Australian insurer Employers Mutual Limited (EML) has shifted its security operations to an extended detection and response (XDR) architecture, consolidating endpoint, network, and cloud telemetry into a single detection platform augmented by AI. The move is notable given EML's role administering workers' compensation schemes across multiple Australian states — it holds sensitive personal and medical data on a significant portion of the workforce. XDR adoption is accelerating among Australian financial services firms following APRA's CPS 234 enforcement activity, which has pushed boards to demand more visibility across their threat landscape rather than siloed point solutions.

iTnews

Robotaxi Reality Check: The Gap Between Hype and Helmets

TechCrunch's mobility team has published a sober assessment of where the robotaxi industry actually stands versus where it said it would be.

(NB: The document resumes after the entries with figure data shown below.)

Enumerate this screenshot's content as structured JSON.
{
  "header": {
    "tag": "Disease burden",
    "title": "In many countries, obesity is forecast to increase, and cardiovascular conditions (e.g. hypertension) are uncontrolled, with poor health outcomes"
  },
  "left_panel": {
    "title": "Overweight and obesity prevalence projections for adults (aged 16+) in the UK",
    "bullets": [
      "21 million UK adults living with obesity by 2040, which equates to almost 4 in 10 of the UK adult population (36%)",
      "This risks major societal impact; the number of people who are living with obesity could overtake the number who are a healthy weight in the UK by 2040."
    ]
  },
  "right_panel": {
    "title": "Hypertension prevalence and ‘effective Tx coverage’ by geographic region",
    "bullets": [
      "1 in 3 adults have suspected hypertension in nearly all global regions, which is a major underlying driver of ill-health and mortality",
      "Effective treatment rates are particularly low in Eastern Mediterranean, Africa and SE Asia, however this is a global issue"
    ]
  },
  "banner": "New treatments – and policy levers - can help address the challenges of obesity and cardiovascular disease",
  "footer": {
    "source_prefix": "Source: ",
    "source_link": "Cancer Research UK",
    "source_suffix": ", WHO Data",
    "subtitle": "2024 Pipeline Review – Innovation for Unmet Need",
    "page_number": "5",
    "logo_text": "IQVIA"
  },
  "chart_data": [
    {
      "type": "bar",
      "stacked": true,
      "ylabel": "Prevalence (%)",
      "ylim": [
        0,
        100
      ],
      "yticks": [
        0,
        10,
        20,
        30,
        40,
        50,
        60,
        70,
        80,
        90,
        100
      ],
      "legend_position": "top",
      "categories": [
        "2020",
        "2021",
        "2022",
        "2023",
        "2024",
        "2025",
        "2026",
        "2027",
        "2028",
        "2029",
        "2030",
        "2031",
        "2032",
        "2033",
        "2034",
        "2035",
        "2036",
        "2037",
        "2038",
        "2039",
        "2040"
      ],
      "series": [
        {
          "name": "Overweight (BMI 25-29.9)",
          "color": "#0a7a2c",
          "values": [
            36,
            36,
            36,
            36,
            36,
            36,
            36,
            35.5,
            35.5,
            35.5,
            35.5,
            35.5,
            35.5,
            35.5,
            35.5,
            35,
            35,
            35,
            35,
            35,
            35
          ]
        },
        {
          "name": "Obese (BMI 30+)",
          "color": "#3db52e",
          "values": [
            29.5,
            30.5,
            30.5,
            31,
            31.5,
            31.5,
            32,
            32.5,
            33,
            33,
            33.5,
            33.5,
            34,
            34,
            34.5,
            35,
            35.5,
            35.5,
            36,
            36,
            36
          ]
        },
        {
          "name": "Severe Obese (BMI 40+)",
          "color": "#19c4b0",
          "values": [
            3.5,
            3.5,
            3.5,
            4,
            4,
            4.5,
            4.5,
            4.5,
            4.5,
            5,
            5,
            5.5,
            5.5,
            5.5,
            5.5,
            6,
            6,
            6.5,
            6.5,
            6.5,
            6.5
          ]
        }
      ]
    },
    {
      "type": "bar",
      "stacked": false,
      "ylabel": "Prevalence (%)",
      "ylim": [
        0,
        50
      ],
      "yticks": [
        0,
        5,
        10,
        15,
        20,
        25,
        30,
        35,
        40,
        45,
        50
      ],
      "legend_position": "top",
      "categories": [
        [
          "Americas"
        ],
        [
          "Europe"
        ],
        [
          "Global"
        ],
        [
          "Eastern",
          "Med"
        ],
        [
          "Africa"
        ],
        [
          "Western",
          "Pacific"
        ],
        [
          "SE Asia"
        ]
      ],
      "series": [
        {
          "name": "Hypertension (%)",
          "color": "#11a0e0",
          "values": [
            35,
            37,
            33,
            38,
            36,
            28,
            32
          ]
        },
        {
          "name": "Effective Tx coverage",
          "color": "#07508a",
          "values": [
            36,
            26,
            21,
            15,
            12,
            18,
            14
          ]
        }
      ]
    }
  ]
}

Waymo is operational and expanding, but remains a loss-making unit inside Alphabet. Tesla's Cybercab launch has been delayed again. Motional, once a credible contender backed by Hyundai and Aptiv, is in wind-down mode after burning through capital. The broader pattern: the engineering problems proved harder than forecast, the regulatory approval timelines longer, and the unit economics only work at a scale nobody has reached yet. The technology works in controlled conditions; scaling it is an entirely different problem.

TechCrunch

Record Club Wants to Be Letterboxd — But for Your Record Collection

A new app called Record Club is making a serious attempt to fill the gap that music lovers have complained about for years: there's no clean, social equivalent of Letterboxd or Goodreads for albums. The app lets users log what they've listened to, rate albums, write reviews, and follow friends' listening habits — with an interface that is deliberately simpler and more visual than the long-established Rate Your Music. It's a product category with clear demand but a history of failing to reach critical mass. The difference this time may be timing — streaming platforms have stripped social features away, leaving a gap that a standalone app can occupy.